Man wird sie nicht mehr los
Rootkits: Klein, gemein, für immer Dein
Viren, Würmer, Trojaner - das war gestern. Die große Bedrohung geht von einer völlig anderen Gattung Schadprogramme aus: Rootkits. Das sind kleine Programme, die nach einer erfolgreichen Attacke auf dem Rechner installiert werden. Dort verbergen sie Schadprozesse und Logins des Angreifers und erlauben auf diese Weise eine sehr effiziente Form der Spionage. Das Problem: Rootkits sind nur schwer zu entdecken, weil sie sich tief im System einnisten.
Inhaltsverzeichnis
- 1Infiltration gelungen
- 2Root-User-Rechte
- 3Installation geglückt
- 4Immense Bedrohung
Der Angriff kommt über eine infizierte E-Mail: Ein Trojaner hat sich auf dem Rechner eingenistet, ohne dass der Anwender davon Wind bekommen hätte. Wenig später entdeckt der neue Virenscanner den Schadprozess, kickt ihn von der Platte. Der Rechner ist wieder frei von Schädlingen, das jedenfalls glaubt der Anwender. In Wahrheit hat ein Angreifer die Zeit bis zur Entdeckung des Trojaners genutzt, um ein Rootkit zu installieren.
Infiltration gelungen
Der Rechner ist infiltriert. Mit einem Rootkit kann ein Angreifer Prozesse verstecken und seinen eigenen Login verschleiern. Auffällige Einträge in Log-Dateien bleiben aus. Egal, was der Angreifer installiert, der Anwender merkt nichts davon. Und so wird sein Rechner binnen kurzer Zeit zu einer voll ausgebildeten Bedrohung für andere Rechner am Netz.
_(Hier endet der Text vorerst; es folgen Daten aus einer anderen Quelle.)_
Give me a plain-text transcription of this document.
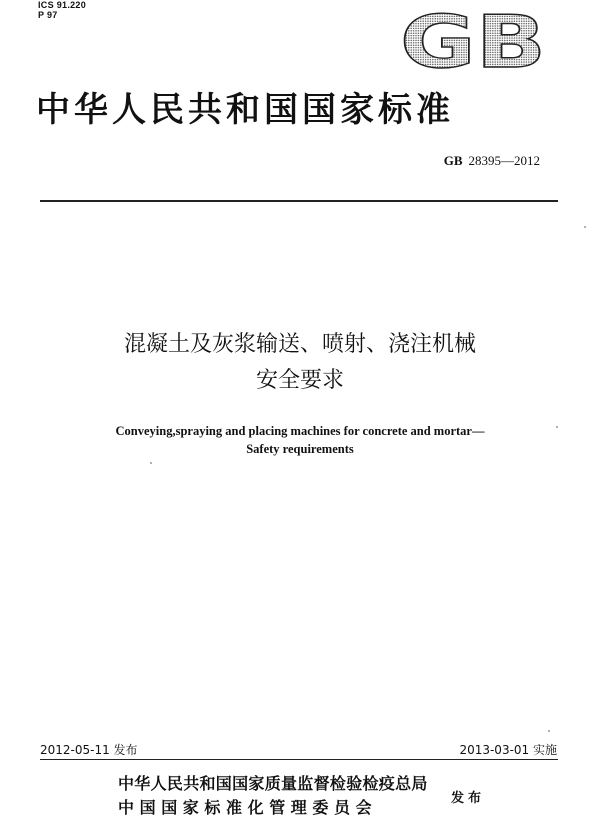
ICS 91.220
P 97	GB
中华人民共和国国家标准
GB 28395—2012
混凝土及灰浆输送、喷射、浇注机械
安全要求
Conveying,spraying and placing machines for concrete and mortar—
Safety requirements
2012-05-11 发布	2013-03-01 实施
中华人民共和国国家质量监督检验检疫总局
中国国家标准化管理委员会	发布
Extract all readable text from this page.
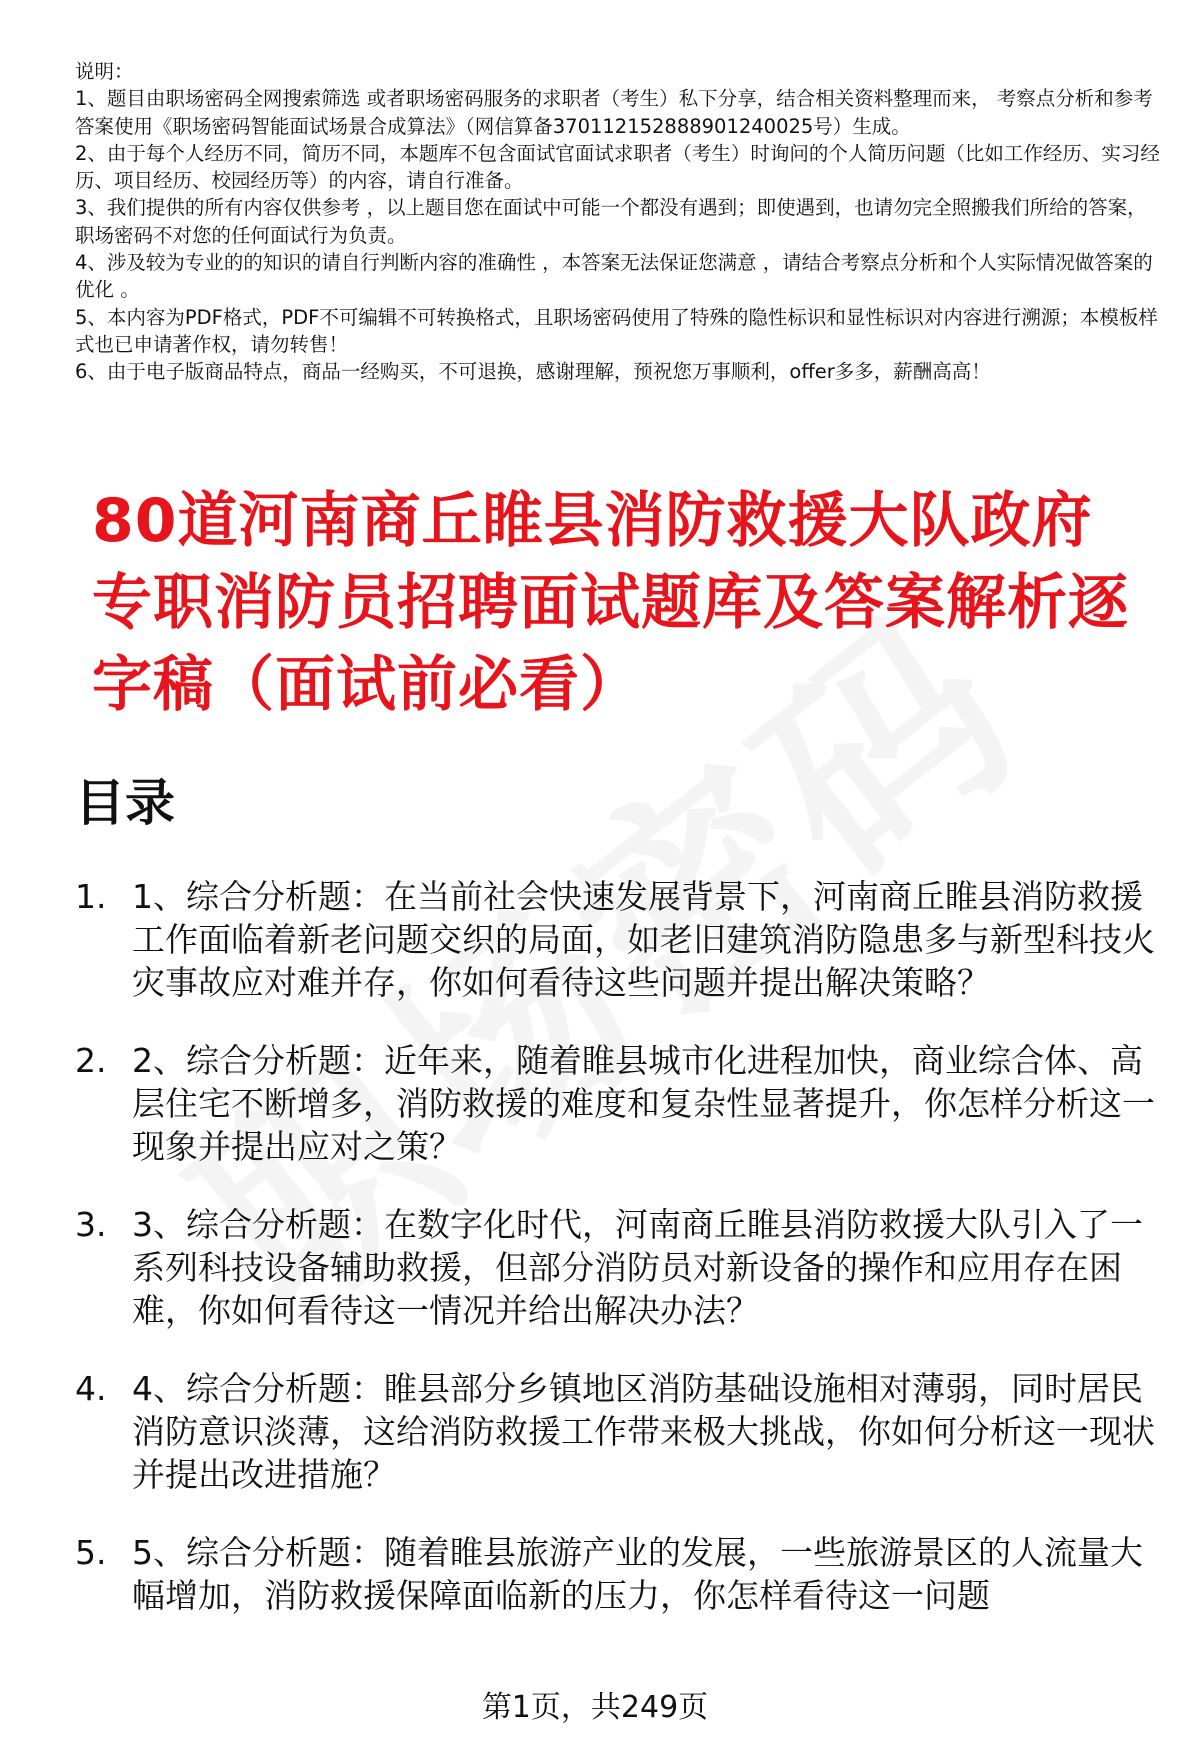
说明：

1、题目由职场密码全网搜索筛选 或者职场密码服务的求职者（考生）私下分享，结合相关资料整理而来， 考察点分析和参考答案使用《职场密码智能面试场景合成算法》（网信算备370112152888901240025号）生成。

2、由于每个人经历不同，简历不同，本题库不包含面试官面试求职者（考生）时询问的个人简历问题（比如工作经历、实习经历、项目经历、校园经历等）的内容，请自行准备。

3、我们提供的所有内容仅供参考 ，以上题目您在面试中可能一个都没有遇到；即使遇到，也请勿完全照搬我们所给的答案，职场密码不对您的任何面试行为负责。

4、涉及较为专业的的知识的请自行判断内容的准确性 ，本答案无法保证您满意 ，请结合考察点分析和个人实际情况做答案的优化 。

5、本内容为PDF格式，PDF不可编辑不可转换格式，且职场密码使用了特殊的隐性标识和显性标识对内容进行溯源；本模板样式也已申请著作权，请勿转售！

6、由于电子版商品特点，商品一经购买，不可退换，感谢理解，预祝您万事顺利，offer多多，薪酬高高！

80道河南商丘睢县消防救援大队政府专职消防员招聘面试题库及答案解析逐字稿（面试前必看）
目录
1. 1、综合分析题：在当前社会快速发展背景下，河南商丘睢县消防救援工作面临着新老问题交织的局面，如老旧建筑消防隐患多与新型科技火灾事故应对难并存，你如何看待这些问题并提出解决策略？
2. 2、综合分析题：近年来，随着睢县城市化进程加快，商业综合体、高层住宅不断增多，消防救援的难度和复杂性显著提升，你怎样分析这一现象并提出应对之策？
3. 3、综合分析题：在数字化时代，河南商丘睢县消防救援大队引入了一系列科技设备辅助救援，但部分消防员对新设备的操作和应用存在困难，你如何看待这一情况并给出解决办法？
4. 4、综合分析题：睢县部分乡镇地区消防基础设施相对薄弱，同时居民消防意识淡薄，这给消防救援工作带来极大挑战，你如何分析这一现状并提出改进措施？
5. 5、综合分析题：随着睢县旅游产业的发展，一些旅游景区的人流量大幅增加，消防救援保障面临新的压力，你怎样看待这一问题
第1页，共249页
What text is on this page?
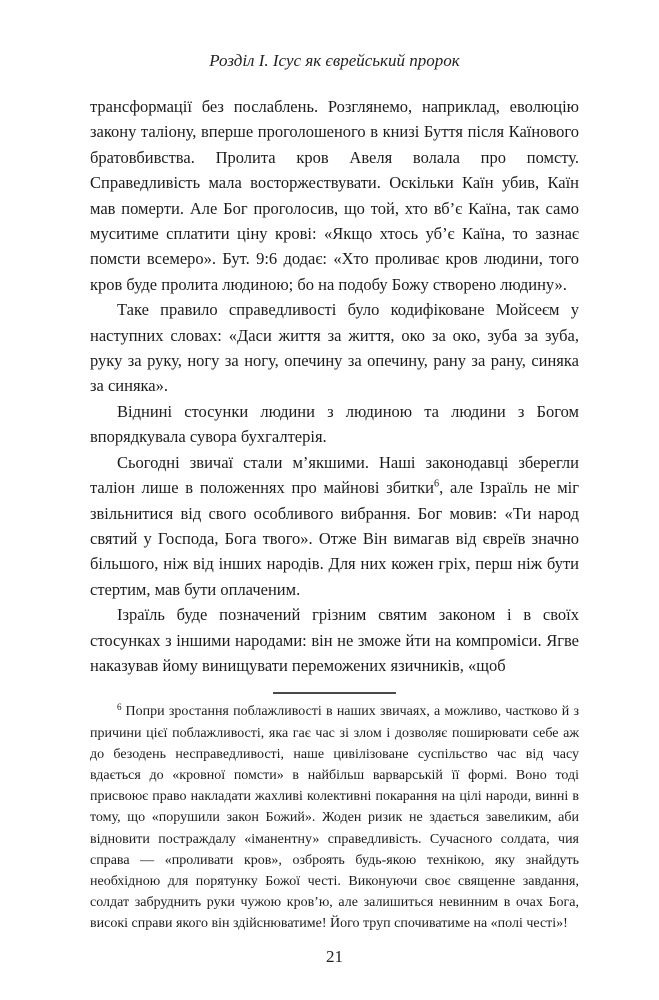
Розділ І. Ісус як єврейський пророк

трансформації без послаблень. Розглянемо, наприклад, еволюцію закону таліону, вперше проголошеного в книзі Буття після Каїнового братовбивства. Пролита кров Авеля волала про помсту. Справедливість мала восторжествувати. Оскільки Каїн убив, Каїн мав померти. Але Бог проголосив, що той, хто вб’є Каїна, так само муситиме сплатити ціну крові: «Якщо хтось уб’є Каїна, то зазнає помсти всемеро». Бут. 9:6 додає: «Хто проливає кров людини, того кров буде пролита людиною; бо на подобу Божу створено людину».

Таке правило справедливості було кодифіковане Мойсеєм у наступних словах: «Даси життя за життя, око за око, зуба за зуба, руку за руку, ногу за ногу, опечину за опечину, рану за рану, синяка за синяка».

Віднині стосунки людини з людиною та людини з Богом впорядкувала сувора бухгалтерія.

Сьогодні звичаї стали м’якшими. Наші законодавці зберегли таліон лише в положеннях про майнові збитки$^6$, але Ізраїль не міг звільнитися від свого особливого вибрання. Бог мовив: «Ти народ святий у Господа, Бога твого». Отже Він вимагав від євреїв значно більшого, ніж від інших народів. Для них кожен гріх, перш ніж бути стертим, мав бути оплаченим.

Ізраїль буде позначений грізним святим законом і в своїх стосунках з іншими народами: він не зможе йти на компроміси. Ягве наказував йому винищувати переможених язичників, «щоб

$^6$ Попри зростання поблажливості в наших звичаях, а можливо, частково й з причини цієї поблажливості, яка гає час зі злом і дозволяє поширювати себе аж до безодень несправедливості, наше цивілізоване суспільство час від часу вдається до «кровної помсти» в найбільш варварській її формі. Воно тоді присвоює право накладати жахливі колективні покарання на цілі народи, винні в тому, що «порушили закон Божий». Жоден ризик не здається завеликим, аби відновити постраждалу «іманентну» справедливість. Сучасного солдата, чия справа — «проливати кров», озброять будь-якою технікою, яку знайдуть необхідною для порятунку Божої честі. Виконуючи своє священне завдання, солдат забруднить руки чужою кров’ю, але залишиться невинним в очах Бога, високі справи якого він здійснюватиме! Його труп спочиватиме на «полі честі»!

21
Sei es als Spam-Schleuder oder Angriffs-Lakai, als Spionage-Opfer oder Warez-Relais, der infiltrierte Rechner kann von einem Cracker zu allerlei Spielereien missbraucht werden. Das einzige, was der Anwender im Normalfall davon mitbekommt, ist eine möglicherweise lahme Internet-Verbindung oder dass der Rechner nach und nach an Performance verliert. Das war es dann aber auch. Denn Rootkits arbeiten versteckt.
Root-User-Rechte
Der Begriff "Rootkit" stammt von dem Root-User auf Unix-Systemen. Der Root-User hat alle Rechte, ist in der Lage, alle Dateien auf dem System zu bearbeiten, zu kopieren oder zu löschen. Selbst das stabilste Unix-System wird nach den Eskapaden eines zu unvorsichtigen Root-Users schnell instabil, bricht möglicherweise sogar komplett zusammen.